MAROS – Dugaan pungutan liar (pungli) dalam penerbitan Surat Keterangan Pelepasan Hak Garapan di Kecamatan Tanralili, Kabupaten Maros, makin menyeruak. Warga atas nama Hamriana mengaku diminta menyetor Rp8 juta agar proses peralihan hak garapan bisa dipenuhi.
Informasi ini awalnya beredar melalui unggahan akun Facebook Irwan Irwan yang mengungkap adanya pungutan tidak resmi dalam penerbitan surat tersebut. Sejumlah pihak kemudian angkat bicara, termasuk lurah dan camat setempat.
Lurah dan Camat Membantah
Kepala Kelurahan Borong, Sunarti, mengaku telah memanggil Kepala Lingkungan II Dulang, HN, untuk menyelesaikan persoalan pungutan itu.
“Saya sama sekali tidak tahu menahu soal pungutan itu dan masalahnya telah selesai,” kata Sunarti saat dihubungi, Jumat (3/10).
Hal senada disampaikan Camat Tanralili, Sudarmin, yang menegaskan tidak mengetahui soal pungutan dana tersebut.

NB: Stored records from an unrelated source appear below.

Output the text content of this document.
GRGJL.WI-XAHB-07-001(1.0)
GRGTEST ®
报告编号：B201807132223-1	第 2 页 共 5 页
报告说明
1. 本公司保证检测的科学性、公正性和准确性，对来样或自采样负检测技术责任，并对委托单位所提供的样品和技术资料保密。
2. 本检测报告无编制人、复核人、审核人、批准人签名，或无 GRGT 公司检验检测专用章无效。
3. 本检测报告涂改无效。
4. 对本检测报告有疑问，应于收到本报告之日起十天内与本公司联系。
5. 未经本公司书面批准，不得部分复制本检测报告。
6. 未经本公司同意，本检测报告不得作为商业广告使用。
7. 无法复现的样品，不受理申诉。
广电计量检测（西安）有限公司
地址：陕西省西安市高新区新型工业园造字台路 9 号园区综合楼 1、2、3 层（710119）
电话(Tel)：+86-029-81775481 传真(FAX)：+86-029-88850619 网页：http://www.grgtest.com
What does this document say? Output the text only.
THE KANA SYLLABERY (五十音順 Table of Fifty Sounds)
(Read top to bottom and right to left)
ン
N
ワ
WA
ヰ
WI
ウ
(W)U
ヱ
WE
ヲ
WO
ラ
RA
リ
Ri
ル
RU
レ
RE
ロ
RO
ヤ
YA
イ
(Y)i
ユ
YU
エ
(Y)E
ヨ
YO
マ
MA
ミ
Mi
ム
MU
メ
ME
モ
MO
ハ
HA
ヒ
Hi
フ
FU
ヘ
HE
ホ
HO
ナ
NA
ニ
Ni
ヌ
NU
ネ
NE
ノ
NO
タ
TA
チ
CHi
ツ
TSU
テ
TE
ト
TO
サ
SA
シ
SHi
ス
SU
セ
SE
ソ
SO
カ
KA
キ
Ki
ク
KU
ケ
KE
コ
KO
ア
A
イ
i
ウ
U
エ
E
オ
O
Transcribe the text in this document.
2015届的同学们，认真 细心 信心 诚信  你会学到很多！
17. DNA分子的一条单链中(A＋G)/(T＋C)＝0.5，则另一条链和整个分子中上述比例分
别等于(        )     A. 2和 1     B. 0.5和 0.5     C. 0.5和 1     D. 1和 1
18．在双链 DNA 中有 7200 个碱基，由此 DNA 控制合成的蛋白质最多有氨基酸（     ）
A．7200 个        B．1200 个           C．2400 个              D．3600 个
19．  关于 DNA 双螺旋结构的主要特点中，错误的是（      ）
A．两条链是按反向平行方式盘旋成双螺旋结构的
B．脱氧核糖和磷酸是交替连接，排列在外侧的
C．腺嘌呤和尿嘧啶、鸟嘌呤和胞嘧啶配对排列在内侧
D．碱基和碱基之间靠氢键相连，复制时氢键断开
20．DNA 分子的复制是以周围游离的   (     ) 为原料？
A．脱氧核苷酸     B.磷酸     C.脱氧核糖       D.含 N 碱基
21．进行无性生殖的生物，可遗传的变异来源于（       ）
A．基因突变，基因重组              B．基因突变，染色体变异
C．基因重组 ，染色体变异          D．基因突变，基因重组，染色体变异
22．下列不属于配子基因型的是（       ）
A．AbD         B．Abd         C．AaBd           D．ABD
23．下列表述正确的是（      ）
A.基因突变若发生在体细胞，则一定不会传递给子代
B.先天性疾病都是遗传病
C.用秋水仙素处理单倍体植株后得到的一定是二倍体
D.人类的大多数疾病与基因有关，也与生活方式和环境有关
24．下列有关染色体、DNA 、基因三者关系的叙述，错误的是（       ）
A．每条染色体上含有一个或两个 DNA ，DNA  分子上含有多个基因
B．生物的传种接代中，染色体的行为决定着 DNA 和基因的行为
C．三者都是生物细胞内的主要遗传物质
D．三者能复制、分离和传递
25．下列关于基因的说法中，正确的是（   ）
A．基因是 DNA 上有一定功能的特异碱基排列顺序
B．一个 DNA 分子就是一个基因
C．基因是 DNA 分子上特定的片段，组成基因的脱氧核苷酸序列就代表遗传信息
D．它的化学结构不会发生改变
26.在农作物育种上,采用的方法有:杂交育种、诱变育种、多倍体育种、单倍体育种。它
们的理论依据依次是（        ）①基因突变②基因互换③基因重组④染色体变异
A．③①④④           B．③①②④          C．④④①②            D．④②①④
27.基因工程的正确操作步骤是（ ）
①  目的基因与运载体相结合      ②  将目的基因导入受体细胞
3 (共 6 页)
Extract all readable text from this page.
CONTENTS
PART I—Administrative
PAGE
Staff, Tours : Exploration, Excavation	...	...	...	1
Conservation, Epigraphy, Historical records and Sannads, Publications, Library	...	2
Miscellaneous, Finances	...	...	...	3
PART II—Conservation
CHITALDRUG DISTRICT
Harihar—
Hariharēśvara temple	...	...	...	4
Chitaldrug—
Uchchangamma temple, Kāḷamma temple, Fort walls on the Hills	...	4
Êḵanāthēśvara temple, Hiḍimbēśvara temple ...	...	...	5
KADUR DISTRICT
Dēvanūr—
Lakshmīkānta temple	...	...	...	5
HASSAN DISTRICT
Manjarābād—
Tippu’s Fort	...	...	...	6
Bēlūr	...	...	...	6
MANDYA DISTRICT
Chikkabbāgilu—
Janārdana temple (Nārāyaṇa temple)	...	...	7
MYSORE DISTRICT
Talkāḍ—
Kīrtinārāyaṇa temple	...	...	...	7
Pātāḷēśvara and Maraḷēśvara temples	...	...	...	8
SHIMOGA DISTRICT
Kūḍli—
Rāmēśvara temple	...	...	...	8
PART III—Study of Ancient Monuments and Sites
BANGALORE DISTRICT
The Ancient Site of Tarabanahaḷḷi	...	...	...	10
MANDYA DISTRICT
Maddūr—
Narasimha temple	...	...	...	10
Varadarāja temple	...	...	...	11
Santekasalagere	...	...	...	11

Pengakuan Terbuka di Kantor Lurah
Namun ironisnya, dalam pertemuan di Kantor Lurah Borong pada Jumat (3/9), Hamriana secara terbuka membenarkan adanya setoran Rp8 juta. Di hadapan lurah, HN selaku kepala lingkungan mengakui telah menerima uang itu.
HN juga mengakui dana tersebut dibagikan kepada para pihak yang menandatangani surat, termasuk lurah dan camat.
“Saya setor sesuai aturan, padahal tidak tahu menahu, hanya karena keterpaksaan. Belakangan saya tahu kalau surat itu bermasalah, jadi saya minta uang saya dikembalikan,” kata Hamriana.
Kepala Lingkungan Tolak Kembalikan Dana
Meski demikian, HN menolak mengembalikan uang Rp8 juta itu dengan alasan tidak ada unsur paksaan.
“Saya memang meminta, tapi bukan memaksa. Pemberi dana pun memberikan dengan sukarela, tanpa paksaan,” ujar HN dalam pertemuan tersebut.
Surat Bermasalah, Tak Bisa Naik ke Sertifikat
Masalah kian rumit karena Surat Keterangan Pelepasan Hak Garapan yang diterbitkan ternyata menggunakan NJOP berbeda dengan objek tanah. Akibatnya, surat itu tidak dapat dipakai sebagai dasar untuk meningkatkan status tanah menjadi Sertifikat Hak Milik.
Potensi Pelanggaran Hukum
Praktik pungutan ini dipertanyakan keabsahannya, sebab tidak ada dasar hukum yang memperbolehkan lurah maupun camat memungut biaya jutaan rupiah dalam penerbitan surat garapan.
Jika benar dana tersebut dibagi ke pihak yang menandatangani dokumen, maka ada potensi pelanggaran hukum, baik dari sisi administrasi pemerintahan maupun pidana korupsi/pungli, sebagaimana diatur dalam UU Tipikor, KUHP Pasal 423, dan PP No. 94 Tahun 2021 tentang Disiplin PNS.
Warga Menunggu Tindak Lanjut
Hingga kini, warga menanti langkah tegas aparat penegak hukum atas dugaan pungli yang menyeret nama lurah dan camat. Kasus ini dinilai mencederai pelayanan publik dan menambah daftar panjang praktik pungutan liar dalam birokrasi desa/kelurahan.